Following on from last month's report of how Giving World Online is meeting the essential needs of people living in poverty or suffering disadvantage, Sooty, our Volunteer Co-Ordinator, followed up the survey results by meeting with a group of 25 men and women living in hostel accommodation at the Dawn Centre in Leicester.

The Dawn Centre is a project for homeless people providing temporary accommodation, support, advice and assistance on health, housing, life skills and education, all in one place.  The aim of the session was to further identify the basic needs of particular communities and to identify any further support Giving World Online (GWO) could offer to fulfil those needs. Below we have summarised the discussions:

 

  • Almost half of the group had been in hostel accommodation for less than 6 months, with the remainder using these services for periods ranging from 7 months to over 5 years.
  • A high proportion of the group felt extremely isolated and wished to belong to a community.
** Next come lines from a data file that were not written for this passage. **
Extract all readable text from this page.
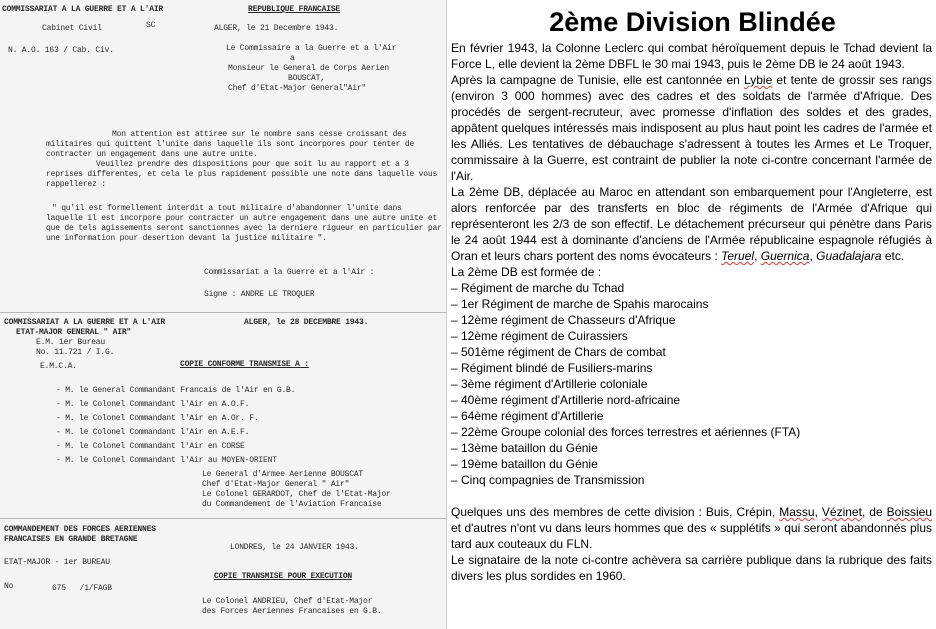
COMMISSARIAT A LA GUERRE ET A L'AIR	REPUBLIQUE FRANCAISE
Cabinet Civil	SC	ALGER, le 21 Decembre 1943.
N. A.O. 163 / Cab. Civ.	Le Commissaire a la Guerre et a l'Air
a
Monsieur le General de Corps Aerien
BOUSCAT,
Chef d'Etat-Major General"Air"
Mon attention est attiree sur le nombre sans cesse croissant des militaires qui quittent l'unite dans laquelle ils sont incorpores pour tenter de contracter un engagement dans une autre unite.
Veuillez prendre des dispositions pour que soit lu au rapport et a 3 reprises differentes, et cela le plus rapidement possible une note dans laquelle vous rappellerez :
" qu'il est formellement interdit a tout militaire d'abandonner l'unite dans laquelle il est incorpore pour contracter un autre engagement dans une autre unite et que de tels agissements seront sanctionnes avec la derniere rigueur en particulier par une information pour desertion devant la justice militaire ".
Commissariat a la Guerre et a l'Air :
Signe : ANDRE LE TROQUER
COMMISSARIAT A LA GUERRE ET A L'AIR	ALGER, le 28 DECEMBRE 1943.
ETAT-MAJOR GENERAL " AIR"
E.M. 1er Bureau
No. 11.721 / I.G.
COPIE CONFORME TRANSMISE A :
E.M.C.A.
- M. le General Commandant Francais de l'Air en G.B.
- M. le Colonel Commandant l'Air en A.O.F.
- M. le Colonel Commandant l'Air en A.Or. F.
- M. le Colonel Commandant l'Air en A.E.F.
- M. le Colonel Commandant l'Air en CORSE
- M. le Colonel Commandant l'Air au MOYEN-ORIENT
Le General d'Armee Aerienne BOUSCAT
Chef d'Etat-Major General " Air"
Le Colonel GERARDOT, Chef de l'Etat-Major
du Commandement de l'Aviation Francaise
COMMANDEMENT DES FORCES AERIENNES
FRANCAISES EN GRANDE BRETAGNE
LONDRES, le 24 JANVIER 1943.
ETAT-MAJOR - 1er BUREAU
COPIE TRANSMISE POUR EXECUTION
No	675   /1/FAGB
Le Colonel ANDRIEU, Chef d'Etat-Major
des Forces Aeriennes Francaises en G.B.
2ème Division Blindée

En février 1943, la Colonne Leclerc qui combat héroïquement depuis le Tchad devient la Force L, elle devient la 2ème DBFL le 30 mai 1943, puis le 2ème DB le 24 août 1943.

Après la campagne de Tunisie, elle est cantonnée en Lybie et tente de grossir ses rangs (environ 3 000 hommes) avec des cadres et des soldats de l'armée d'Afrique. Des procédés de sergent-recruteur, avec promesse d'inflation des soldes et des grades, appâtent quelques intéressés mais indisposent au plus haut point les cadres de l'armée et les Alliés. Les tentatives de débauchage s'adressent à toutes les Armes et Le Troquer, commissaire à la Guerre, est contraint de publier la note ci-contre concernant l'armée de l'Air.

La 2ème DB, déplacée au Maroc en attendant son embarquement pour l'Angleterre, est alors renforcée par des transferts en bloc de régiments de l'Armée d'Afrique qui représenteront les 2/3 de son effectif. Le détachement précurseur qui pénètre dans Paris le 24 août 1944 est à dominante d'anciens de l'Armée républicaine espagnole réfugiés à Oran et leurs chars portent des noms évocateurs : Teruel, Guernica, Guadalajara etc.

La 2ème DB est formée de :

– Régiment de marche du Tchad
– 1er Régiment de marche de Spahis marocains
– 12ème régiment de Chasseurs d'Afrique
– 12ème régiment de Cuirassiers
– 501ème régiment de Chars de combat
– Régiment blindé de Fusiliers-marins
– 3ème régiment d'Artillerie coloniale
– 40ème régiment d'Artillerie nord-africaine
– 64ème régiment d'Artillerie
– 22ème Groupe colonial des forces terrestres et aériennes (FTA)
– 13ème bataillon du Génie
– 19ème bataillon du Génie
– Cinq compagnies de Transmission

Quelques uns des membres de cette division : Buis, Crépin, Massu, Vézinet, de Boissieu et d'autres n'ont vu dans leurs hommes que des « supplétifs » qui seront abandonnés plus tard aux couteaux du FLN.

Le signataire de la note ci-contre achèvera sa carrière publique dans la rubrique des faits divers les plus sordides en 1960.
They felt that having clothing, toiletries and their own living space helps them to 'look and feel the part' for community life and not be stereotyped.
  • The most needed items were clothing, outdoor wear, toiletries and bedding, with up to 90% saying they couldn't afford the high costs of these life essentials. Most of their income/benefits was spent on hostel rent and food.
  • Receiving free gifts made the group feel confident and valued, raising their esteem and ability to socialise.

The forum helped us at GWO to strengthen our understanding of what different beneficiaries need at a grassroots level. It also provided an opportunity to support our partner charities in different ways, for the well-being of their beneficiaries.

Sooty will be conducting more forums with other groups of beneficiaries in the coming months and we'll keep everyone updated of progress in these regular newsletters.